The judgments of the courts below are reversed and the case is remanded to the district court for trial on the merits.

NOTES

[1] Garza v. Garza, 209 S.W.2d 1012 (Tex. Civ.App., 1948, no writ hist.), a suit by minor children against their father and his second wife for alienation of his affections and loss of his financial support, etc.; Aboussie v. Aboussie, supra, in which a 2½ year old child stuck her hand in an electric fan which had been negligently placed on the floor of a store operated by a partnership of which the father was a member; City of Houston v. Watson, 376 S.W.2d 23 (Tex.Civ.App., 1964, err. ref., n. r. e.) in which a summary judgment for a father was rendered on City's cross-action against him for indemnity based on his negligence in connection with a minor child driving a motor scooter over a hole in a street; and Wallace v. Wallace, 466 S.W.2d 416 (Tex.Civ.App.1971, writ granted but subsequently dismissed by request and agreement of the parties), in which the rule is stated as the basis for a holding that a minor child was immune from a personal injury suit filed by his father on account of the child negligently backing a car over him. See also Littleton v. Jordan, 428 S.W.2d 472 (Tex.Civ.App.1963, err. ref.), in which the general rule is stated but not applied in favor of a third party employer when his employee negligently ran over the employee's own minor son in the course of the father's employment.

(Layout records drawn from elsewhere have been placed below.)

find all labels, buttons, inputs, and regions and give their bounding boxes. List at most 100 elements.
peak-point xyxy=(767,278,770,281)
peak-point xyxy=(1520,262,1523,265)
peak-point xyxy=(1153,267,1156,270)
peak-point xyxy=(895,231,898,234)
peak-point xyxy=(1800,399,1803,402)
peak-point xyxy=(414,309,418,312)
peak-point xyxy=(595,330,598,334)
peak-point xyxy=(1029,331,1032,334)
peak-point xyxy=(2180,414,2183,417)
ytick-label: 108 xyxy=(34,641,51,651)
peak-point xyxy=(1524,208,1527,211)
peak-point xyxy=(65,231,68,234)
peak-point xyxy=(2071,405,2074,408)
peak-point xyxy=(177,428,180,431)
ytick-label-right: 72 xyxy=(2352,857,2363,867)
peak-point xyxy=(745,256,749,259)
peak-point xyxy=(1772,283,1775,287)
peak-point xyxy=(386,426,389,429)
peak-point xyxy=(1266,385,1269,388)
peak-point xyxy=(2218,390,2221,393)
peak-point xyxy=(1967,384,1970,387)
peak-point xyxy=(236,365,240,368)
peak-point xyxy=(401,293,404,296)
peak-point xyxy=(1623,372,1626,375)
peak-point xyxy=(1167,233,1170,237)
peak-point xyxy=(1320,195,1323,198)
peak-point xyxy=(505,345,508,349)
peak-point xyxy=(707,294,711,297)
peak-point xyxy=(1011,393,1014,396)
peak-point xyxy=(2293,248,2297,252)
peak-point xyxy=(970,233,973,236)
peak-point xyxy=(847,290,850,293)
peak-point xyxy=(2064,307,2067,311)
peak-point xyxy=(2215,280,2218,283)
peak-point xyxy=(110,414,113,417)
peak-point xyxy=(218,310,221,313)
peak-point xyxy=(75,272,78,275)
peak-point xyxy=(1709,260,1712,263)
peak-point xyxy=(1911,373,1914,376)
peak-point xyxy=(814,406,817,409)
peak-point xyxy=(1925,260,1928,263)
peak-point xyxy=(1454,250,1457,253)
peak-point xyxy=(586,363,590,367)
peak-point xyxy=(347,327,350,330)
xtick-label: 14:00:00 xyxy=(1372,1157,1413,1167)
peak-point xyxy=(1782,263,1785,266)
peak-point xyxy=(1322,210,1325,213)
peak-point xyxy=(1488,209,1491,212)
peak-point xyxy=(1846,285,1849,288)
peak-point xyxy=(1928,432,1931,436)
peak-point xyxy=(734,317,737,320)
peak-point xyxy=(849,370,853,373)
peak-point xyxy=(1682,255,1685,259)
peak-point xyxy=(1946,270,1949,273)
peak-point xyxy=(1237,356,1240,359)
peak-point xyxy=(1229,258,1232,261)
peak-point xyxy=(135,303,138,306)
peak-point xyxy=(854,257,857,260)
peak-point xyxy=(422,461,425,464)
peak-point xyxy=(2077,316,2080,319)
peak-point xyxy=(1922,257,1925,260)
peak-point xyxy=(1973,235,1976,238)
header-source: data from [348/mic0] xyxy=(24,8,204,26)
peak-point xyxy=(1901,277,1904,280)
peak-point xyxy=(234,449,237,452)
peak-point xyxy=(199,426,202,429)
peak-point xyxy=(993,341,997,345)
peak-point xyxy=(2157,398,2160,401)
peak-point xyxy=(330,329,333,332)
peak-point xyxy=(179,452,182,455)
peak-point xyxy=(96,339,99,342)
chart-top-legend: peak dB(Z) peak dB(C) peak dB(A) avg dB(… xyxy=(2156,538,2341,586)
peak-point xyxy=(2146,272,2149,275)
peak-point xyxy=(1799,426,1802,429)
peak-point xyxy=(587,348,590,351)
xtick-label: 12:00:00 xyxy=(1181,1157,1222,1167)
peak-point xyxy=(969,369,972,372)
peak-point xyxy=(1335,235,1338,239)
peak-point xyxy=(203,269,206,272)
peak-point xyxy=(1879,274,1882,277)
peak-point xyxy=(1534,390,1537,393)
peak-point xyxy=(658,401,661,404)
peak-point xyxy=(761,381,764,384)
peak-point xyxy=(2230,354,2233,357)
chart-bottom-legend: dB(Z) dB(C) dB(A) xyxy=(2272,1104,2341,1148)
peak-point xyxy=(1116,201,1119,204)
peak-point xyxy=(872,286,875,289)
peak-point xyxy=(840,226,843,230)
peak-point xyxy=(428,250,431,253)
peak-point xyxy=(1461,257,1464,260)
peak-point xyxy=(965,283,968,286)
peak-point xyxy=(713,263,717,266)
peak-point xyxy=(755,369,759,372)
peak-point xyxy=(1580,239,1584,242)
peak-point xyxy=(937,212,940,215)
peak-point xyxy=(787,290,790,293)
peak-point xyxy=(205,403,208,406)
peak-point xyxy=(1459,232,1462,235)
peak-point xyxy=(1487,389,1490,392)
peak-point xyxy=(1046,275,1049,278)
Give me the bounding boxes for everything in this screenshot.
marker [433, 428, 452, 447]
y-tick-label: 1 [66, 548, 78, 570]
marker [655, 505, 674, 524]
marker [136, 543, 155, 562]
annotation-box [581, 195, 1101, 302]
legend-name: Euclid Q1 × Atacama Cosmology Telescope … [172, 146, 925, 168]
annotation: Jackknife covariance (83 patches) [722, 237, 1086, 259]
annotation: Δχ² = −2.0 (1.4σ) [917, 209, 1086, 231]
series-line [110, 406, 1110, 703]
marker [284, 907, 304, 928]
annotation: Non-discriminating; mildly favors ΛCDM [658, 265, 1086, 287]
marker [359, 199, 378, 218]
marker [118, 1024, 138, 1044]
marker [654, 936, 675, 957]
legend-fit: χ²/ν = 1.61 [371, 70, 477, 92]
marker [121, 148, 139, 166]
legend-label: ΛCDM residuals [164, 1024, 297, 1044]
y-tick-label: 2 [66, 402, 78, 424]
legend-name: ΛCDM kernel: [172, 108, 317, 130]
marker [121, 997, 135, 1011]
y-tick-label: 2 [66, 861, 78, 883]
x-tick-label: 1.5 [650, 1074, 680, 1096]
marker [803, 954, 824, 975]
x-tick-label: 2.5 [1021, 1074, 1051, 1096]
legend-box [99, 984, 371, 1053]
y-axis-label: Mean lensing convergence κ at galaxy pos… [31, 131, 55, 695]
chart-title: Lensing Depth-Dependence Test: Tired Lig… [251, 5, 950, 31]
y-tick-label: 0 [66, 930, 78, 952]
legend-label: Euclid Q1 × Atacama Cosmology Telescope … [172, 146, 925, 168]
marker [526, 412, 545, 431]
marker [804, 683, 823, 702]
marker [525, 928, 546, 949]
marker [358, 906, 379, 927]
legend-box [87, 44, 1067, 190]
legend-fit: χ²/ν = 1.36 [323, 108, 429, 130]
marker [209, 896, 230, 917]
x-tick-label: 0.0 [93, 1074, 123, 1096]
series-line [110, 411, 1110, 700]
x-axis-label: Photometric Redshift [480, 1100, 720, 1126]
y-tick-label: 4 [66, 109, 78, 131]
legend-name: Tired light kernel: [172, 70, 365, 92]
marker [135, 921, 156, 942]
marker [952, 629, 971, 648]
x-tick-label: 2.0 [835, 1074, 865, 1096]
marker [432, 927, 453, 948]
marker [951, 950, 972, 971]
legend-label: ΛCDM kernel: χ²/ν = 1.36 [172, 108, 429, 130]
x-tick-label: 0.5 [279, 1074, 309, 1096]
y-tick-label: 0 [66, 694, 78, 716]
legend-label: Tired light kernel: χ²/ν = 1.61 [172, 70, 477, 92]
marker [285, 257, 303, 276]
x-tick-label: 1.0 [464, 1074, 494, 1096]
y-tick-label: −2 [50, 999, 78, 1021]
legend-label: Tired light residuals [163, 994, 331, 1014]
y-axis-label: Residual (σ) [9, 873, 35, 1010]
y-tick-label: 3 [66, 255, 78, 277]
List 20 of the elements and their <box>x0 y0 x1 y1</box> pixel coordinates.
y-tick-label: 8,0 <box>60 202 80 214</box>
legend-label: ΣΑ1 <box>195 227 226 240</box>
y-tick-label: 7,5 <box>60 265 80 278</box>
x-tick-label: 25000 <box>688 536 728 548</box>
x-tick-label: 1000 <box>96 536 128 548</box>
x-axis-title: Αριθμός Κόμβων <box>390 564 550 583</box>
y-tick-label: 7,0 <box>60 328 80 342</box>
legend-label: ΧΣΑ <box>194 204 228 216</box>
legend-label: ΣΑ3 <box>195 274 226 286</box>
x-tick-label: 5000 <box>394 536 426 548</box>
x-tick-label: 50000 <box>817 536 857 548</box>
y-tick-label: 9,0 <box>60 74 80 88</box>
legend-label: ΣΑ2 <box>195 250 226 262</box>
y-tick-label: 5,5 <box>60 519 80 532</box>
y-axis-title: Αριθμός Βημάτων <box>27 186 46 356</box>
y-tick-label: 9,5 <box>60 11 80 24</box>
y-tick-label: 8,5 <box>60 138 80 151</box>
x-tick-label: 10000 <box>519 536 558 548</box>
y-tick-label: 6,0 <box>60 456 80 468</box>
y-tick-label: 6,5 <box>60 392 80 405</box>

[2] Hewlett v. George, 68 Miss. 703, 9 So. 885 (1891).

[3] McKelvey v. McKelvey, 111 Tenn. 388, 77 S.W. 664 (1903).

[4] Roller v. Roller, 37 Wash. 242, 79 P. 788 (1905).

[5] For other cases, including reckless and drunk driving, see Child v. Parent: Erosion of the Immunity Rule, 19 Hastings L.J. 201, 206-207 (1967); and Intrafamily Litigation-Parent and Child, No. 542 Insurance Law Journal 133, 137-139 (March, 1968).

[6] Gibson v. Gibson, 3 Cal. 3d 914, 92 Cal. Rptr. 288, 479 P.2d 648 (1971); Briere v. Briere, 107 N.H. 432, 224 A.2d 588 (1966); Gelbman v. Gelbman, 23 N.Y.2d 434, 297 N.Y.S.2d 529, 245 N.E.2d 192 (1969). See also Petersen v. City of Honolulu, 462 P.2d 1007 (Hawaii Sup. Ct., 1970).

[7] Silesky v. Kelman, 281 Minn. 431, 161 N.W.2d 631 (1968); Goller v. White, 20 Wis. 2d 402, 122 N.W.2d 193 (1963); Rigdon v. Rigdon, 465 S.W.2d 921 (Ky. Sup.Ct.1971).

[8] Hebel v. Hebel, 435 P.2d 8 (Alaska Sup. Ct.1967); Streenz v. Streenz, 106 Ariz. 86, 471 P.2d 282 (1970); France v. A.P.A. Transport Corp., 56 N.J. 500, 267 A.2d 490 (1970); Smith v. Kauffman, 212 Va. 181, 183 S.E.2d 190 (1971).

[9] In 1968, B. David Hinkle, vice-president of Crawford Insurance Adjusters, Atlanta, Georgia, reviewed the exceptions which have been adopted in various states and concluded: "We presume that more and more jurisdictions will employ all of the exceptions to the immunities which we have discussed. This will be done until such time as there will be very little remaining of the parental immunities which began in Mississippi in 1891." No. 542 Insurance Law Journal 133, 146 (March, 1968). For other discussions and collections of authorities, see: McCurdy, Torts Between Persons in Domestic Relation, 43 Harvard L.R. 1030 (1930); 19 Hastings L.R. 201, fn. 5 supra; 8 Houston L.R. 183 (1970); Tort Actions Between Members of the Family, 26 Missouri, L.R. 152 (1961); 44 Notre Dame Law 1001 (1969); Parent-child Immunity: The Case for Abolition, 6 San Diego L.R. 286 (1969); and 22 Southwestern L.J. 675 (1968).

[10] See articles listed in preceding footnote for compilation of cases and complete discussion of the effect of liability insurance on the parental immunity rule. Also see Prosser, Law of Torts, 868 (4th ed. 1971).

[11] Villaret v. Villaret, 83 U.S.App.D.C. 311, 169 F.2d 677 (1948); Dennis v. Walker, 284 F. Supp. 413 (D.D.C.1968); Hastings v. Hastings, 33 N.J. 247, 163 A.2d 147 (1960). Contra: Hebel v. Hebel, 435 P.2d 8 (Alaska Sup.Ct., 1967); Briere v. Briere, 107 N.H. 432, 224 A.2d 588 (1966); Signs v. Signs, 156 Ohio St. 566, 103 N.E.2d 743 (1952); Borst v. Borst, 41 Wash.2d 642, 251 P.2d 149 (1952).

[12] See cases cited in footnote 7, supra.